Friday 2 October 12:00 - 12:30, Green room
Artturi Lehtiö (F-Secure Corporation)
download slides (PDF)
A secure, reliable and undetectable method of communicating with and controlling malware is essential for modern malware operations. But designing, implementing and maintaining your own communication infrastructure isn't an easy task. Coincidentally, malware operators aren't the only ones interested in secure and reliable communication. Popular web services also want to provide their customers with a secure and reliable service. Add to that the fact that popular web services generate large amounts of indistinguishable web traffic to blend into and it starts to sound irresistible.
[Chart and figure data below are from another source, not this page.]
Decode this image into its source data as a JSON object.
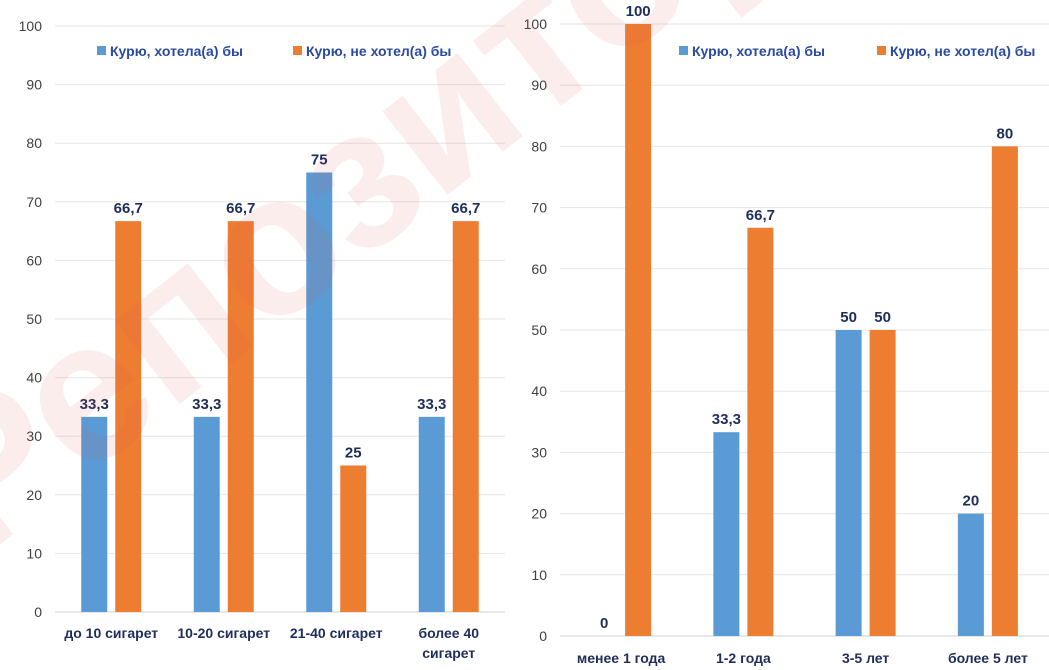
{
  "watermark": "Репозиторий БГУ",
  "colors": {
    "series1": "#5b9bd5",
    "series2": "#ed7d31",
    "label": "#1f2d5a"
  },
  "chart_data": [
    {
      "type": "bar",
      "title": "",
      "xlabel": "",
      "ylabel": "",
      "ylim": [
        0,
        100
      ],
      "yticks": [
        0,
        10,
        20,
        30,
        40,
        50,
        60,
        70,
        80,
        90,
        100
      ],
      "grid": true,
      "legend_position": "top",
      "categories": [
        [
          "до 10 сигарет"
        ],
        [
          "10-20 сигарет"
        ],
        [
          "21-40 сигарет"
        ],
        [
          "более 40",
          "сигарет"
        ]
      ],
      "series": [
        {
          "name": "Курю, хотела(а) бы",
          "values": [
            33.3,
            33.3,
            75,
            33.3
          ],
          "labels": [
            "33,3",
            "33,3",
            "75",
            "33,3"
          ]
        },
        {
          "name": "Курю, не хотел(а) бы",
          "values": [
            66.7,
            66.7,
            25,
            66.7
          ],
          "labels": [
            "66,7",
            "66,7",
            "25",
            "66,7"
          ]
        }
      ]
    },
    {
      "type": "bar",
      "title": "",
      "xlabel": "",
      "ylabel": "",
      "ylim": [
        0,
        100
      ],
      "yticks": [
        0,
        10,
        20,
        30,
        40,
        50,
        60,
        70,
        80,
        90,
        100
      ],
      "grid": true,
      "legend_position": "top",
      "categories": [
        [
          "менее 1 года"
        ],
        [
          "1-2 года"
        ],
        [
          "3-5 лет"
        ],
        [
          "более 5 лет"
        ]
      ],
      "series": [
        {
          "name": "Курю, хотела(а) бы",
          "values": [
            0,
            33.3,
            50,
            20
          ],
          "labels": [
            "0",
            "33,3",
            "50",
            "20"
          ]
        },
        {
          "name": "Курю, не хотел(а) бы",
          "values": [
            100,
            66.7,
            50,
            80
          ],
          "labels": [
            "100",
            "66,7",
            "50",
            "80"
          ]
        }
      ]
    }
  ]
}
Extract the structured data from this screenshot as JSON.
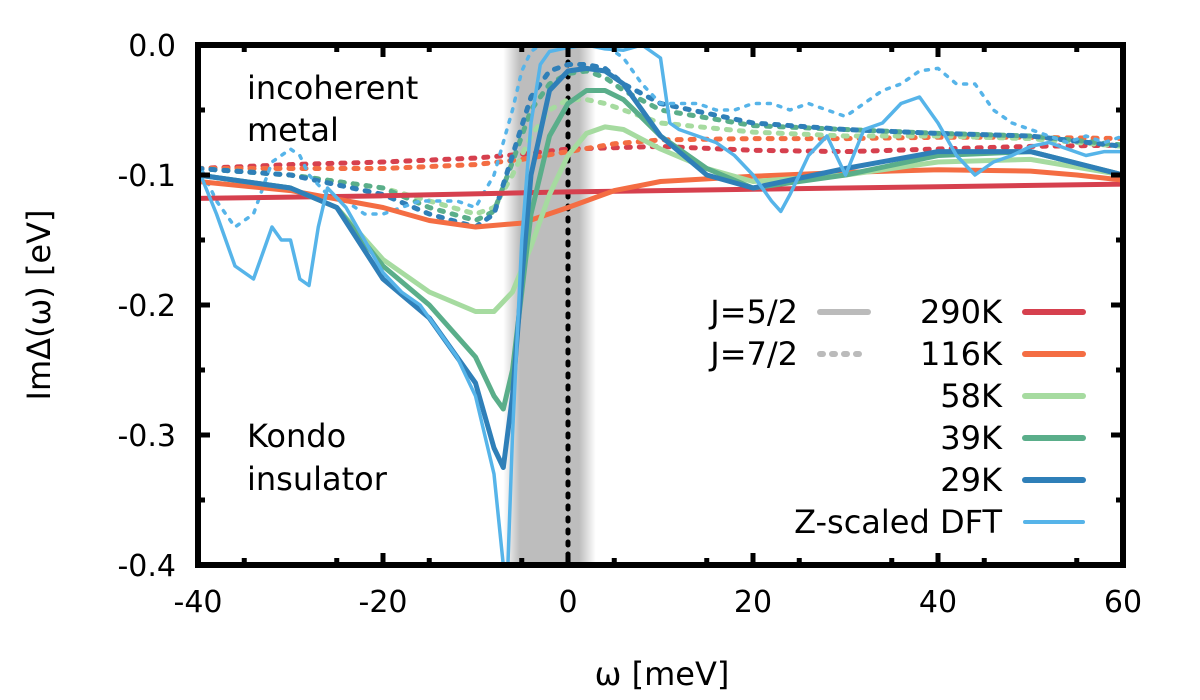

Unsurprisingly then, recent years have seen a growing trend among malware operators of abusing third-party web services such as Twitter, Facebook, and Gmail as command and control channels.
This paper explores the multitude of ways in which modern malware abuses third-party web services as command and control channels. Through real life examples - from common cybercrime to targeted nation-state espionage - the paper provides a comprehensive overview of both the methods employed by malware and the web services most commonly abused. This paper further analyses the benefits and disadvantages that are provided to malware operators when they abuse third-party web services as command and control channels. Finally, this paper also examines the challenges that such methods pose to the detection and prevention of malware.
Artturi Lehtiö, born in Finland, began his computer science studies at Aalto University in 2010 and is currently finishing his Bachelor of Science degree. He has been employed by Finnish security company F-Secure since 2014 where he currently works as a researcher focusing primarily on threat intelligence, threat hunting and reverse engineering. When not at work, he can often be found performing newer French horn music with the Retuperä Voluntary Fire Brigade Band.